Ethanol Subsidies: Republicans Senators Target $6B Tax Credit

Budget Debate Hits Prized Ethanol Subsidies, But Will They Be Eliminated?

ByABC News
April 13, 2011, 4:41 PM

April 18, 2011— -- Congressional Republicans, hungry for billions of dollars in savings from the federal budget, are expressing new willingness to touch what has previously been a sacred cow: taxpayer subsidies for corn-based ethanol.

The federal government has given a nearly $6 billion tax credit to American producers of the bio-fuel every year since 2005, and doled out additional billions in special grants and loan guarantees for more than 30 years.

Now a growing number of lawmakers, including several from agricultural states, say it's time for at least some of the special treatment to end.

"I've talked to ethanol people. I've said that this is something that's got to make economic sense," Indiana Republican Sen. Dan Coats told ABC News of the tax credits he's previously fought to defend.

"We may need phase down to the point where it does that. And I'm willing to put that on the table and have an honest discussion about it," he said.

Oklahoma Sen. Tom Coburn, who's part of the bipartisan "gang of six" working to solve the budget crisis, has proposed immediately eliminating the 45-cents-a-gallon tax credit. The move would, in effect, force ethanol producers to pay more in taxes and give the government a $4 billion boost in revenue through the end of this year.

"Ethanol subsidies are a spending program wrongly placed in the tax code that increases the burden of government, keeps tax rates artificially high, and forces consumers to pay more for food and energy," Coburn said in a letter last month in response to criticism from an anti-tax group.

Elimination of the business tax credit is also part of House Republican Budget Committee Chairman Paul Ryan's controversial budget blueprint for the next fiscal year.

But defenders of subsidies -- including such likely GOP presidential candidates as former House Speaker Newt Gingrich and former Minnesota Gov. Tim Pawlenty -- say they won't let them go down without a fight.

"If you create a cliff, you're going to create a significant job loss in rural America," Agriculture Secretary Tom Vilsack told a Senate panel Wednesday of a plan to abruptly end the tax credit. Vilsack estimated 400,000 workers connected to the ethanol industry could be affected nationwide.

Industry lobbyists say reducing government support for ethanol production will also undermine efforts to reduce dependence on foreign oil, since deep-pocketed oil companies dominate the market and receive lucrative government subsidies of their own.

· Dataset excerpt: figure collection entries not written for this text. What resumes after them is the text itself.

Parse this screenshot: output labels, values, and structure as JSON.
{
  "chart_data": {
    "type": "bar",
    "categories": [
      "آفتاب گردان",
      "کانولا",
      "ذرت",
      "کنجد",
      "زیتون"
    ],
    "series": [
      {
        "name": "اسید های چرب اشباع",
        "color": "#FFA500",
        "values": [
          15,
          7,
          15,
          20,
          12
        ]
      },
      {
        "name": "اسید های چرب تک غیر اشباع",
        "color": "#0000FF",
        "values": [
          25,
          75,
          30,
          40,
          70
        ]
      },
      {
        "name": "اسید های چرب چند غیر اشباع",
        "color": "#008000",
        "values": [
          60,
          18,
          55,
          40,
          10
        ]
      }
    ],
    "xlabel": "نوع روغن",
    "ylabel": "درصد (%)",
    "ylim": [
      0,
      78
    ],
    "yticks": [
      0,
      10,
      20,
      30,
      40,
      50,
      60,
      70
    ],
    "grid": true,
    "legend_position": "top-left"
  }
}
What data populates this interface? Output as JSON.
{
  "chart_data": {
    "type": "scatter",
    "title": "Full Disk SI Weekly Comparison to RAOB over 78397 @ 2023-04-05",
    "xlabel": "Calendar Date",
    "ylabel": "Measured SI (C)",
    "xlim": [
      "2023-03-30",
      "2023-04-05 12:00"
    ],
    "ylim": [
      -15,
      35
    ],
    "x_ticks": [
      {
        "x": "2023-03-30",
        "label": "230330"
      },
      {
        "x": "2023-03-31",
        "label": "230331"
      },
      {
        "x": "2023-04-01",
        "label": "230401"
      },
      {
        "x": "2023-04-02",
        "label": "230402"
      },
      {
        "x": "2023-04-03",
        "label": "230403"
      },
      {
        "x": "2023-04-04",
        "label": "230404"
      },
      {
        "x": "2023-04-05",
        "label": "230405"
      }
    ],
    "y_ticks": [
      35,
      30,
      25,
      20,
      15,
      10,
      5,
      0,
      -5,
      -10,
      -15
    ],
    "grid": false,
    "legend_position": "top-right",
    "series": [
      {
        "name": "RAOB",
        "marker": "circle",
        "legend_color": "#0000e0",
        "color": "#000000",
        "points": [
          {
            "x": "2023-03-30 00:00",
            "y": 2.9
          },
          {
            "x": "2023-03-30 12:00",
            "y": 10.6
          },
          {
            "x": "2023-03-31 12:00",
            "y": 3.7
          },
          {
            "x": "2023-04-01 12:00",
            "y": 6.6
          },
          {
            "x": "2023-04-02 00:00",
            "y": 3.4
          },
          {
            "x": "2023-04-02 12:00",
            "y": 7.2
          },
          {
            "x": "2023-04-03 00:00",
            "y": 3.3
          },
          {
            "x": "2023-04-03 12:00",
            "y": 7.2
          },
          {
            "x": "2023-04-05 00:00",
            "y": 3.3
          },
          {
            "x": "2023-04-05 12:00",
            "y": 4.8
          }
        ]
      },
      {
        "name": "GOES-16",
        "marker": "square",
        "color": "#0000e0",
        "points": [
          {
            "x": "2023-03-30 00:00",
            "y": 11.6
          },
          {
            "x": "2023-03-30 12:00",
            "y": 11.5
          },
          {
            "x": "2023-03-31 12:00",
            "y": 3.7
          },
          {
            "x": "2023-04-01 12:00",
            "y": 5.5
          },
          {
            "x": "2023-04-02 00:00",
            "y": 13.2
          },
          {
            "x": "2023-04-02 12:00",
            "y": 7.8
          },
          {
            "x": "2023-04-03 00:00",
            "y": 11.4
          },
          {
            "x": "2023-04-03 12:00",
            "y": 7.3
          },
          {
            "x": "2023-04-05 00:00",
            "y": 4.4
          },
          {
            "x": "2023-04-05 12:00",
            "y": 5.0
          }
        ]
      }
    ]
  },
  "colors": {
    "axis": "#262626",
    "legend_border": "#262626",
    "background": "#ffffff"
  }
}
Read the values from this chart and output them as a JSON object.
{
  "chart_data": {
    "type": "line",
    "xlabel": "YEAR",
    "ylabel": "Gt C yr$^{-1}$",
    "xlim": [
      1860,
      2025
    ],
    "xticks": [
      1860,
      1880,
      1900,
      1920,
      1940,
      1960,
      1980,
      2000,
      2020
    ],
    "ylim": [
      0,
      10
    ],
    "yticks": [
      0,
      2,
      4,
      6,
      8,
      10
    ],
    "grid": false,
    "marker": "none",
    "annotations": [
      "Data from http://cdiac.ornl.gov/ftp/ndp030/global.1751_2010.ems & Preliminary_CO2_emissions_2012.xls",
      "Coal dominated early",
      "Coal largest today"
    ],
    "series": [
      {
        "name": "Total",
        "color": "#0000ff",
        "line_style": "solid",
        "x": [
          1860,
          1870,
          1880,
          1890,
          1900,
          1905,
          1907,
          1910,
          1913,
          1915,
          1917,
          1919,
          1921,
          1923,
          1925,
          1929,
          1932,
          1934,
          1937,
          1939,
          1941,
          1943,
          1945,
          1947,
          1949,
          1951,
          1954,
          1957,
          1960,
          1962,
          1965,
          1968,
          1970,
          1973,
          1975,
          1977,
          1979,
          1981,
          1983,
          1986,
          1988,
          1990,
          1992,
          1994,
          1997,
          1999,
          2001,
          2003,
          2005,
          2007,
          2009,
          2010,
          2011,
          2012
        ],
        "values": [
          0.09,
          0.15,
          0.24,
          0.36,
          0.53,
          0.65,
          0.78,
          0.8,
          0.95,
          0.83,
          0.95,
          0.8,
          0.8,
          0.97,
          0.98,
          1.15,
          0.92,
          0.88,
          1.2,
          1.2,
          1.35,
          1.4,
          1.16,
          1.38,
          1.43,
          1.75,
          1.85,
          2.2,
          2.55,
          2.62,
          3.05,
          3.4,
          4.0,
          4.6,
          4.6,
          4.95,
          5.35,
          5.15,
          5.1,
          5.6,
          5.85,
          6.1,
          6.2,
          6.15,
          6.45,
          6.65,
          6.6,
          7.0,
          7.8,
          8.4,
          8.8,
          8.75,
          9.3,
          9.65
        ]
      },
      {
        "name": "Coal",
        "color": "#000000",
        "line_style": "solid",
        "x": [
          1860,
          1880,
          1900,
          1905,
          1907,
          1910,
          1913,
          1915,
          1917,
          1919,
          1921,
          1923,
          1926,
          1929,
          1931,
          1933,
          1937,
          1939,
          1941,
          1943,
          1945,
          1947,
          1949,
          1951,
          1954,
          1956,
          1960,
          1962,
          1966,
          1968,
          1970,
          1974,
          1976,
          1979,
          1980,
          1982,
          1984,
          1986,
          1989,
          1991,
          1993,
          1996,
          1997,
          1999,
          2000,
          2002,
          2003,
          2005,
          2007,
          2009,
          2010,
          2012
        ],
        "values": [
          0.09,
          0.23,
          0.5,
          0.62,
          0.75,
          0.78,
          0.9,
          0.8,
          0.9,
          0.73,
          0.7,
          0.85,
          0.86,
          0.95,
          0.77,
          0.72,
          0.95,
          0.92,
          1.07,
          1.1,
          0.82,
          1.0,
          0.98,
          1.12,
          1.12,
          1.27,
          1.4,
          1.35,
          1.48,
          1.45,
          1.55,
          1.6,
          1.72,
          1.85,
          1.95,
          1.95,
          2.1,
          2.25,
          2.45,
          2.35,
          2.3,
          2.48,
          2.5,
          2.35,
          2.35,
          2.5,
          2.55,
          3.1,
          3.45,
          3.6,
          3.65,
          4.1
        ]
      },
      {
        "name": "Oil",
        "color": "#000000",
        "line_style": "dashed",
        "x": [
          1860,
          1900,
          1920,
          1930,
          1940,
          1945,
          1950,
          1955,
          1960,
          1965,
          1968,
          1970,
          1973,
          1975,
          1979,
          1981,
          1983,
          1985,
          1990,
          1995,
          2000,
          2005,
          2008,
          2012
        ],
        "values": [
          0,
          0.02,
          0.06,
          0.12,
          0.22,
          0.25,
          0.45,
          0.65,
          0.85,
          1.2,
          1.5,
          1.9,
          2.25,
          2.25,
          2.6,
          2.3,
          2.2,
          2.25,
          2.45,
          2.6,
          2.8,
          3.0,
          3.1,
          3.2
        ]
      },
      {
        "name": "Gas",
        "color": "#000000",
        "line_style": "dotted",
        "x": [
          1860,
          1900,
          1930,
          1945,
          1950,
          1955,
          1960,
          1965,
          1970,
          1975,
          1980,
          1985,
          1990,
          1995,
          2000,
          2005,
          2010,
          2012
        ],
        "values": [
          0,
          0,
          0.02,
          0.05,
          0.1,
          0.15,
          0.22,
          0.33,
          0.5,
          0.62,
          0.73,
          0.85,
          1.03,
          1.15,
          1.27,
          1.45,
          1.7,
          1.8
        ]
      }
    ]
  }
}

"The advanced ethanol industry is not looking for handouts. It is looking for a level-playing field and a durable, predictable and cost-effective policy commitment to advanced bio-fuels over time," Brooke Coleman, executive director of the Advanced Ethanol Council, an industry trade group, told the Senate Committee.

But independent analysts, including the nonpartisan Government Accounting Office, say the industry tax credit is unnecessary -- duplicating other federal efforts that already guarantee demand for American ethanol will continue to thrive.

The government-mandated Renewable Fuel Standard, for example, requires U.S. gasoline distributors to mix ethanol in their gas and increase use of the fuel by billions of gallons through 2022.

"The ethanol tax credit was important in helping to create a profitable corn starch ethanol industry when the industry had to fund investment in new facilities," the GAO wrote in a report last month. "But it is less important now for sustaining the industry because most of the capital investment in corn starch ethanol refineries has already been made."

The credit, which was renewed in December, is set to expire at the end of the year unless Congress acts. Many experts are optimistic that heightened focus on the federal budget deficit will allow a majority of lawmakers to support expiration.

If the credit is left intact through 2011, it will have cost taxpayers a cumulative $30.5 billion since 2005.